1.    1.   Rejection of ‘totalising’, ‘logocentric’, universalist theories with a stable, fixed foundation. Theories are just ‘language games’. No ‘grand narratives’, just ‘little’ ones

2.     2. No ‘presence’, fixed identity, of anything: people, words, meanings are subject to flux and change.

3.     3.  Respect and defence of irreducible difference between people, words, and meanings.

4.      4. No static, conceptual or social structure, which is seen as inevitably authoritarian and suppressive.
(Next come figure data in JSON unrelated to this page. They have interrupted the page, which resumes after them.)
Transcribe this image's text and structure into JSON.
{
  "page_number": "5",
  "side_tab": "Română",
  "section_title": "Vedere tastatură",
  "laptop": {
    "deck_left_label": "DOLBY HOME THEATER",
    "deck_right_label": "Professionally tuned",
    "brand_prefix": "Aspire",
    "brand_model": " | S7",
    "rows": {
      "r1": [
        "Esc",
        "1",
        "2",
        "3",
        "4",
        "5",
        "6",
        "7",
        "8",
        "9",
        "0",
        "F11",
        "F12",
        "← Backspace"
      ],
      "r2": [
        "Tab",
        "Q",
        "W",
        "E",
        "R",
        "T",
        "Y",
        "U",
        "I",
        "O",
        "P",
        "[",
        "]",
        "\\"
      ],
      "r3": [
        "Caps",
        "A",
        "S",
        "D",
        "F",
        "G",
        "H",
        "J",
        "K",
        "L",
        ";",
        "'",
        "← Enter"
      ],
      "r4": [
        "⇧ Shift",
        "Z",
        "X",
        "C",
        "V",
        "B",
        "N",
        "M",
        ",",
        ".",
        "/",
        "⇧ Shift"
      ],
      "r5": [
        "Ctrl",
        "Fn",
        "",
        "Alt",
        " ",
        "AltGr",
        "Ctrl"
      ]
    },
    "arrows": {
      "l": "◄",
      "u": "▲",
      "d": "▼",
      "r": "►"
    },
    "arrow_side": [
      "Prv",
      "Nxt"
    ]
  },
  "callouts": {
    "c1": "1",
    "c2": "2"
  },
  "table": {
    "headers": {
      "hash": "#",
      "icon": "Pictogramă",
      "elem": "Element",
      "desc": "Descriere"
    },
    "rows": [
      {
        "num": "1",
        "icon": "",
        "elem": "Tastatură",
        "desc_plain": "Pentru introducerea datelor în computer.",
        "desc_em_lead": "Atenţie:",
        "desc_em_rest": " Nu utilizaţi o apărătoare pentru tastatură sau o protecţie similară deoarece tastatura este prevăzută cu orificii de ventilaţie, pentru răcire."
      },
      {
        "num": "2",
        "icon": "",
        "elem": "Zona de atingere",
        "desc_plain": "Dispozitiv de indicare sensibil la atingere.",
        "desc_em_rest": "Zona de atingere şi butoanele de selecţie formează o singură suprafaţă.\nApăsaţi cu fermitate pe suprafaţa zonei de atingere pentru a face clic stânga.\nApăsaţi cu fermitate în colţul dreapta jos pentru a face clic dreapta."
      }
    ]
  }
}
5.     5. Interdisciplinarity.

6.      5. Pragmatism. 

 I agree with most of these points, but concerning number 1, I maintain science and theory, but grant that those are limited, temporary, partial, and depend on background knowledge that cannot fully become explicit, and depends on perspective and context. I disagree  with number 4. Structures are inevitable, with more or less authority, which is not necessarily suppressive. In its radicalism, this line of CP threatens to lose its pragmatism. No theory means no policy analysis, no ethics blocks social coherence.

 Habermas militated against point 2, claiming that in communicative interaction people seek equality, bridging difference. But I object that  there can be similarity without identity, with communication building on what is similar and profiting from what is different, with what I call ‘cognitive distance’, and ‘crossing’ it. Without difference, communication would lose its dynamics, innovativeness.